Roma – La app “Immuni”, o come altro sarà chiamata potrebbe essere dunque un compagno di viaggio facoltativo ma nel contempo sia obbligatoria per potersi muovere liberamente. Molti i lettori che però ci hanno chiesto nello specifico di meglio approfondirne il funzionamento e quindi abbiamo ritenuto di fornire un esempio pratico:
Prendiamo a campiona un utente ipotetico che si chiama Francesco e che che alla fine del mese di maggio proceda a scaricare l’app volontariamente e gratuitamente.
Francesco esce di casa
Nel percorso per recarsi presso il proprio posto di lavoro e durante la giornata, la app si accorge degli altri dispositivi che l’hanno scaricata quindi altri come Francesco e che si trovano nelle vicinanze e scambia codici casuali che cambiano frequentemente e vengono salvati nella memoria interna di tutti i dispositivi interessati.
Se Francesco dovesse poi fare un test e rivelarsi positivo al virus, l’operatore sanitario che gli comunicherà l’esito e lo inviterà a selezionare l’opzione Carica dati sulla sua app per generare una stringa numerica.
La stringa andrà inserita dall’operatore sanitario in un’interfaccia gestionale dedicata e il codice (anzi, i codici, perché cambiano di continuo) emessi dal dispositivo di Francesco verranno caricati sul server.
A quel punto, tutti gli smartphone con l’app installata potranno sapere se hanno incontrato Francesco, senza nemmeno sapere chi realmente sia , perché scaricano periodicamente i codici degli infetti dal server.
Chi è stato a contatto con Francesco entro due metri e per più di 15 minuti (contatti stretti) o meno di 15 minuti (contatti causali) riceverà una notifica.
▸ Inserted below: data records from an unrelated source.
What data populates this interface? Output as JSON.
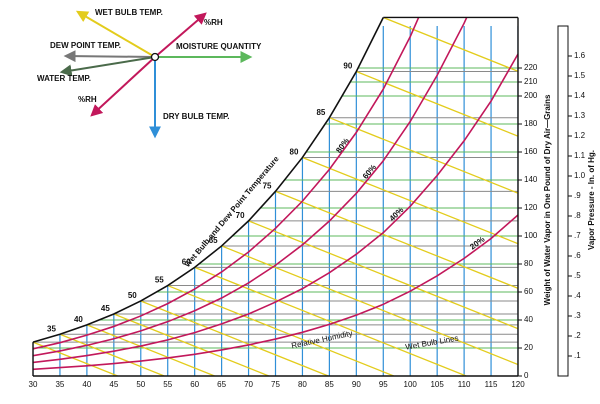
{
  "key_diagram": {
    "labels": [
      "WET BULB TEMP.",
      "%RH",
      "DEW POINT TEMP.",
      "MOISTURE QUANTITY",
      "WATER TEMP.",
      "%RH",
      "DRY BULB TEMP."
    ]
  },
  "chart_data": {
    "type": "psychrometric",
    "y_label": "Weight of Water Vapor in One Pound of Dry Air—Grains",
    "y2_label": "Vapor Pressure - In. of Hg.",
    "xlim": [
      30,
      120
    ],
    "xticks": [
      30,
      35,
      40,
      45,
      50,
      55,
      60,
      65,
      70,
      75,
      80,
      85,
      90,
      95,
      100,
      105,
      110,
      115,
      120
    ],
    "ylim": [
      0,
      250
    ],
    "yticks": [
      0,
      20,
      40,
      60,
      80,
      100,
      120,
      140,
      160,
      180,
      200,
      210,
      220
    ],
    "y2lim": [
      0,
      1.75
    ],
    "y2ticks": [
      {
        "value": 0.1,
        "label": ".1"
      },
      {
        "value": 0.2,
        "label": ".2"
      },
      {
        "value": 0.3,
        "label": ".3"
      },
      {
        "value": 0.4,
        "label": ".4"
      },
      {
        "value": 0.5,
        "label": ".5"
      },
      {
        "value": 0.6,
        "label": ".6"
      },
      {
        "value": 0.7,
        "label": ".7"
      },
      {
        "value": 0.8,
        "label": ".8"
      },
      {
        "value": 0.9,
        "label": ".9"
      },
      {
        "value": 1,
        "label": "1.0"
      },
      1.1,
      1.2,
      1.3,
      1.4,
      1.5,
      1.6
    ],
    "saturation": {
      "label": "Wet Bulb and Dew Point Temperature",
      "x": [
        30,
        35,
        40,
        45,
        50,
        55,
        60,
        65,
        70,
        75,
        80,
        85,
        90,
        95
      ],
      "values": [
        24.2,
        29.8,
        36.5,
        44.3,
        53.6,
        64.6,
        77.6,
        92.9,
        110.8,
        131.9,
        156.1,
        184.5,
        217.5,
        256.1
      ]
    },
    "rh_x": [
      30,
      35,
      40,
      45,
      50,
      55,
      60,
      65,
      70,
      75,
      80,
      85,
      90,
      95,
      100,
      105,
      110,
      115,
      120
    ],
    "rh_curves": [
      {
        "label": "20%",
        "values": [
          4.8,
          6.0,
          7.3,
          8.9,
          10.7,
          12.9,
          15.5,
          18.6,
          22.2,
          26.4,
          31.2,
          36.9,
          43.5,
          51.2,
          60.6,
          71.6,
          84,
          98.2,
          115
        ]
      },
      {
        "label": "40%",
        "values": [
          9.7,
          11.9,
          14.6,
          17.7,
          21.4,
          25.8,
          31.0,
          37.2,
          44.3,
          52.8,
          62.4,
          73.8,
          87.0,
          102.4,
          121.2,
          143.2,
          168,
          196.4,
          230
        ]
      },
      {
        "label": "60%",
        "values": [
          14.5,
          17.9,
          21.9,
          26.6,
          32.2,
          38.8,
          46.6,
          55.7,
          66.5,
          79.1,
          93.7,
          110.7,
          130.5,
          153.7,
          181.8,
          214.8,
          252,
          294.6,
          345
        ]
      },
      {
        "label": "80%",
        "values": [
          19.4,
          23.8,
          29.2,
          35.4,
          42.9,
          51.7,
          62.1,
          74.3,
          88.6,
          105.5,
          124.9,
          147.6,
          174,
          204.9,
          242.4,
          286.4,
          336,
          392.8,
          460
        ]
      }
    ],
    "rh_color": "#c2185b",
    "wet_bulb_color": "#e3cc1c",
    "dew_point_color": "#8a8a8a",
    "grid_color": "#5cb85c",
    "x_grid_color": "#2f8fd8",
    "annotations": [
      "Relative Humidity",
      "Wet Bulb Lines"
    ]
  }
}
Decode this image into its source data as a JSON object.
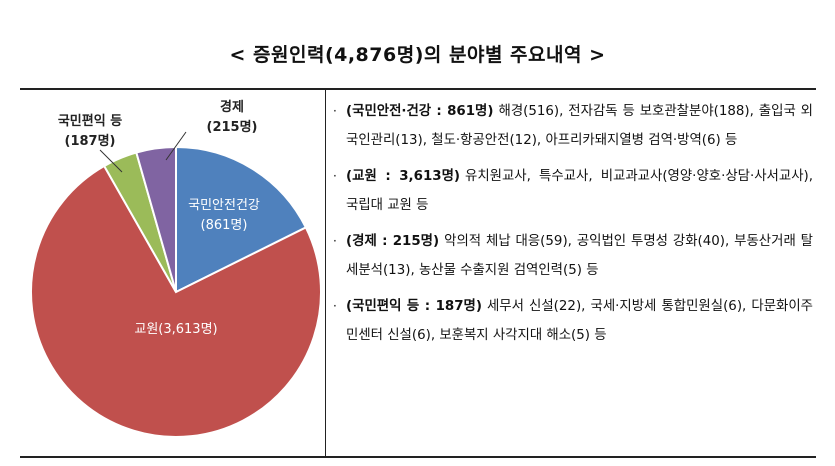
{
  "title": "< 증원인력(4,876명)의 분야별 주요내역 >",
  "chart_data": {
    "type": "pie",
    "total": 4876,
    "slices": [
      {
        "name": "국민안전·건강",
        "chart_label": "국민안전건강",
        "value_label": "(861명)",
        "value": 861,
        "color": "#4f81bd"
      },
      {
        "name": "교원",
        "chart_label": "교원(3,613명)",
        "value_label": "",
        "value": 3613,
        "color": "#c0504d"
      },
      {
        "name": "국민편익 등",
        "chart_label": "국민편익 등",
        "value_label": "(187명)",
        "value": 187,
        "color": "#9bbb59"
      },
      {
        "name": "경제",
        "chart_label": "경제",
        "value_label": "(215명)",
        "value": 215,
        "color": "#8064a2"
      }
    ]
  },
  "details": [
    {
      "bullet": "·",
      "head": "(국민안전·건강 : 861명)",
      "text": "해경(516), 전자감독 등 보호관찰분야(188), 출입국 외국인관리(13), 철도·항공안전(12), 아프리카돼지열병 검역·방역(6) 등"
    },
    {
      "bullet": "·",
      "head": "(교원 : 3,613명)",
      "text": "유치원교사, 특수교사, 비교과교사(영양·양호·상담·사서교사), 국립대 교원 등"
    },
    {
      "bullet": "·",
      "head": "(경제 : 215명)",
      "text": "악의적 체납 대응(59), 공익법인 투명성 강화(40), 부동산거래 탈세분석(13), 농산물 수출지원 검역인력(5) 등"
    },
    {
      "bullet": "·",
      "head": "(국민편익 등 : 187명)",
      "text": "세무서 신설(22), 국세·지방세 통합민원실(6), 다문화이주민센터 신설(6), 보훈복지 사각지대 해소(5) 등"
    }
  ]
}
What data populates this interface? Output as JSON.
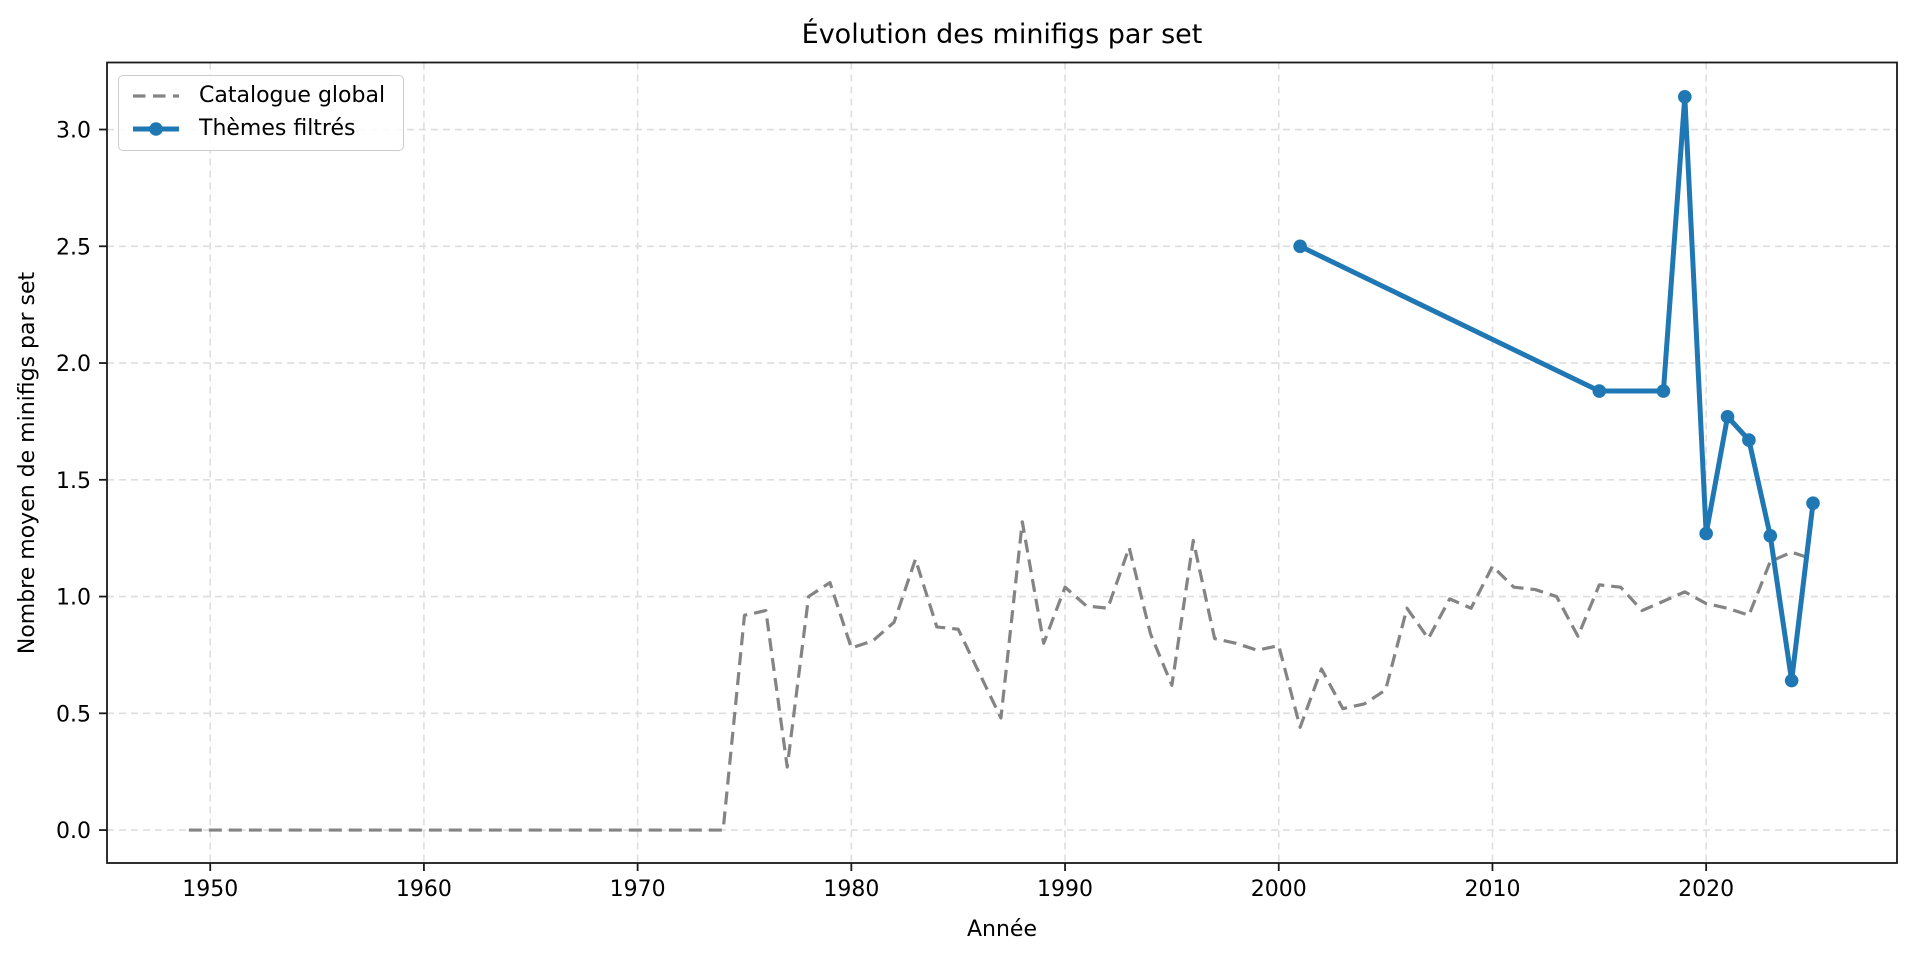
{
  "chart_data": {
    "type": "line",
    "title": "Évolution des minifigs par set",
    "xlabel": "Année",
    "ylabel": "Nombre moyen de minifigs par set",
    "xlim": [
      1945.17,
      2028.93
    ],
    "ylim": [
      -0.141,
      3.287
    ],
    "x_ticks": [
      1950,
      1960,
      1970,
      1980,
      1990,
      2000,
      2010,
      2020
    ],
    "y_tick_labels": [
      "0.0",
      "0.5",
      "1.0",
      "1.5",
      "2.0",
      "2.5",
      "3.0"
    ],
    "grid": true,
    "grid_style": "dashed",
    "legend_position": "upper left",
    "series": [
      {
        "name": "Catalogue global",
        "color": "#848484",
        "style": "dashed",
        "marker": "none",
        "x": [
          1949,
          1950,
          1951,
          1952,
          1953,
          1954,
          1955,
          1956,
          1957,
          1958,
          1959,
          1960,
          1961,
          1962,
          1963,
          1964,
          1965,
          1966,
          1967,
          1968,
          1969,
          1970,
          1971,
          1972,
          1973,
          1974,
          1975,
          1976,
          1977,
          1978,
          1979,
          1980,
          1981,
          1982,
          1983,
          1984,
          1985,
          1986,
          1987,
          1988,
          1989,
          1990,
          1991,
          1992,
          1993,
          1994,
          1995,
          1996,
          1997,
          1998,
          1999,
          2000,
          2001,
          2002,
          2003,
          2004,
          2005,
          2006,
          2007,
          2008,
          2009,
          2010,
          2011,
          2012,
          2013,
          2014,
          2015,
          2016,
          2017,
          2018,
          2019,
          2020,
          2021,
          2022,
          2023,
          2024,
          2025
        ],
        "y": [
          0,
          0,
          0,
          0,
          0,
          0,
          0,
          0,
          0,
          0,
          0,
          0,
          0,
          0,
          0,
          0,
          0,
          0,
          0,
          0,
          0,
          0,
          0,
          0,
          0,
          0,
          0.92,
          0.94,
          0.27,
          1.0,
          1.06,
          0.78,
          0.81,
          0.89,
          1.16,
          0.87,
          0.86,
          0.67,
          0.48,
          1.32,
          0.8,
          1.04,
          0.96,
          0.95,
          1.21,
          0.84,
          0.62,
          1.24,
          0.82,
          0.8,
          0.77,
          0.79,
          0.44,
          0.69,
          0.52,
          0.54,
          0.6,
          0.95,
          0.82,
          0.99,
          0.95,
          1.13,
          1.04,
          1.03,
          1.0,
          0.83,
          1.05,
          1.04,
          0.94,
          0.98,
          1.02,
          0.97,
          0.95,
          0.92,
          1.15,
          1.19,
          1.16
        ]
      },
      {
        "name": "Thèmes filtrés",
        "color": "#1f77b4",
        "style": "solid",
        "marker": "circle",
        "x": [
          2001,
          2015,
          2018,
          2019,
          2020,
          2021,
          2022,
          2023,
          2024,
          2025
        ],
        "y": [
          2.5,
          1.88,
          1.88,
          3.14,
          1.27,
          1.77,
          1.67,
          1.26,
          0.64,
          1.4
        ]
      }
    ]
  }
}
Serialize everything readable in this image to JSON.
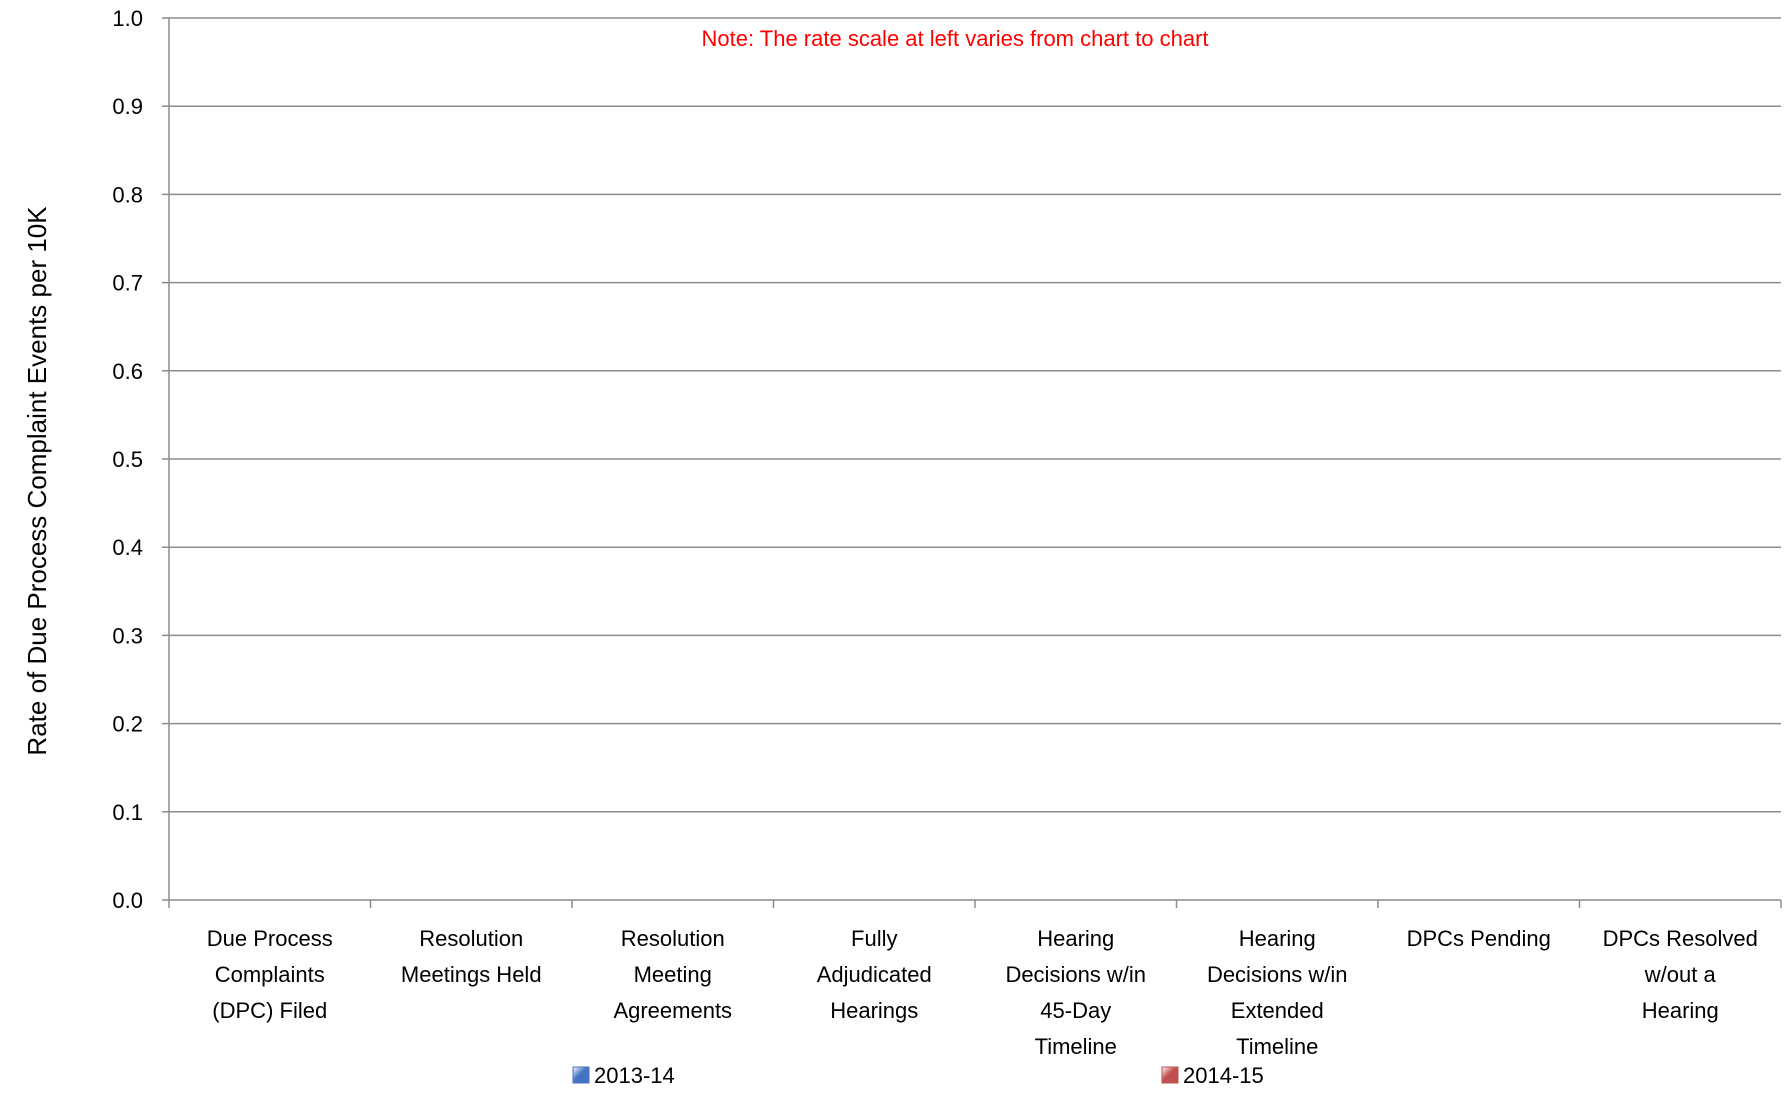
{
  "chart_data": {
    "type": "bar",
    "ylabel": "Rate of Due Process Complaint Events per 10K",
    "xlabel": "",
    "ylim": [
      0,
      1.0
    ],
    "yticks": [
      "0.0",
      "0.1",
      "0.2",
      "0.3",
      "0.4",
      "0.5",
      "0.6",
      "0.7",
      "0.8",
      "0.9",
      "1.0"
    ],
    "grid": true,
    "legend_position": "bottom",
    "categories": [
      [
        "Due Process",
        "Complaints",
        "(DPC) Filed"
      ],
      [
        "Resolution",
        "Meetings Held"
      ],
      [
        "Resolution",
        "Meeting",
        "Agreements"
      ],
      [
        "Fully",
        "Adjudicated",
        "Hearings"
      ],
      [
        "Hearing",
        "Decisions w/in",
        "45-Day",
        "Timeline"
      ],
      [
        "Hearing",
        "Decisions w/in",
        "Extended",
        "Timeline"
      ],
      [
        "DPCs Pending"
      ],
      [
        "DPCs Resolved",
        "w/out a",
        "Hearing"
      ]
    ],
    "series": [
      {
        "name": "2013-14",
        "color": "#4472c4",
        "values": [
          null,
          null,
          null,
          null,
          null,
          null,
          null,
          null
        ]
      },
      {
        "name": "2014-15",
        "color": "#c0504d",
        "values": [
          null,
          null,
          null,
          null,
          null,
          null,
          null,
          null
        ]
      }
    ],
    "annotation": {
      "text": "Note:  The rate scale at left varies from chart to chart",
      "color": "#ff0000"
    }
  }
}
Quello che succede dopo dovrà ancora essere definito nel dettaglio e sarà fondamentale per l’effettiva utilità dell’operazione: chi è a rischio riceverà solo indicazioni su come comportarsi del ministero della Salute? Dovrà contattare le Asl? Avrà accesso a un tampone? Ce ne saranno abbastanza? Per queste risposte vige l’esercizio del dubbio.